Modern office operations are increasingly reliant for the performance of their accounting, library, and word processing functions upon the information handling and storage capacities of large central computers. To maximize the flexibility and potential of such costly machinery, multiple access is afforded to these computers through a system of peripheral individual terminals, each interconnected to the main computer by electrical cables. The preservation of the integrity of the information passing as electrical impulses upon such cables is a crucial requisite for the successful operation of such an extended system. This high fidelity transmission has been achieved in the past by making the interconnecting cables sufficiently sturdy to preserve their uniform impedance characteristics and by providing the conductor with coaxial shielding from external electromagnetic interference.
When an attempt is made, in conformity with current construction trends, to lay such cables under carpets, several difficulties arise. First, coaxial cables are generally of sufficient size that they will not permit a carpet covering them to lie flat. When previously produced in a small size, these cables, though fitting inconspicuously between carpet and floor, have been vulnerable to damage from mechanical stress applied to them due to bends in routing or to the ordinary use of the floor area that they serve. Loads set upon or traffic traveling over these thin cables tend to compress their cross section, while the twisting and bending required by their routing and subsequent movement of their ends or the floor covering produce tensile forces that also endanger their structural integrity.
Two types of resulting structural damage are common. First, deformation of either the dielectric surrounding the conductor core or of the coaxial shield enclosing the dielectric can change the electrical impedance characteristics in the area so affected. Such local distortions, even if temporary, can alter electrical signals then passing through the cable. Surprisingly, temporary deformation, as for instance, due to traffic on the carpet over the signal carrier, may be more troublesome in a computer system than is permanent damage to a cable. The irregularity of the loss of fidelity that occurs in a coaxial cable being subjected to intermittent temporary deformations may alert users that the system is unreliable without permitting a conclusive determination of the cause of the problem.
A second form of damage which mechanical loading can cause in under-carpet coaxial cables is the separation of either the coaxial shield or the conductive signal-carrying core. This will result in no transmission if the broken portions do not again contact each other.
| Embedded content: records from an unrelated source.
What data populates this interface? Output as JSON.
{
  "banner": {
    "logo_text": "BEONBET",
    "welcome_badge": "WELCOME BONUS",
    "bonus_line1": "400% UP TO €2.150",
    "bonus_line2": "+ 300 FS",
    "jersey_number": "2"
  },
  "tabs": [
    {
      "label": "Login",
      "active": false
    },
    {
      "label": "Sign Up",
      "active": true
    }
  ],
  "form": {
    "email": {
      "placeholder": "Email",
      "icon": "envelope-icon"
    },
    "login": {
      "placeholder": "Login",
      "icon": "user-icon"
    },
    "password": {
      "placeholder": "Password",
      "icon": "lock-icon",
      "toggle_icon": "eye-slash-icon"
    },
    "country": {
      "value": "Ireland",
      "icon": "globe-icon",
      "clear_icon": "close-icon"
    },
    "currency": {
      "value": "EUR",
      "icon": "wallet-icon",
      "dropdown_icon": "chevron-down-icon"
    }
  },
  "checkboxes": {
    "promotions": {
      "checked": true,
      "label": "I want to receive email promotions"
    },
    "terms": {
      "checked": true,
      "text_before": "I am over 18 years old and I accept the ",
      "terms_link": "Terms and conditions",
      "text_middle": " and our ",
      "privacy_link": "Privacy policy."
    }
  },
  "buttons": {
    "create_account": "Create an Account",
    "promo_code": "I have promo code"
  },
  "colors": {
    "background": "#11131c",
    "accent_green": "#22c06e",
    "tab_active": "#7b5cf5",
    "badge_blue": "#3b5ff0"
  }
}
However, it is common that the broken parts do reengage one another, establishing erratic transmission, the cause of which is difficult to locate.
It is one object of the present invention to produce a flat coaxial cable thin enough to be installed beneath a carpet under current and proposed national electrical wiring codes.
A second object is to afford to such a cable sufficient flexibility within its transverse plane as to permit its easy routing and to insure that any such routing does not alter the electrical characteristics of the conductor.
A final objective of the present invention is to protect miniaturized conductors beneath carpets from damage due to compressive loads upon the installed cable.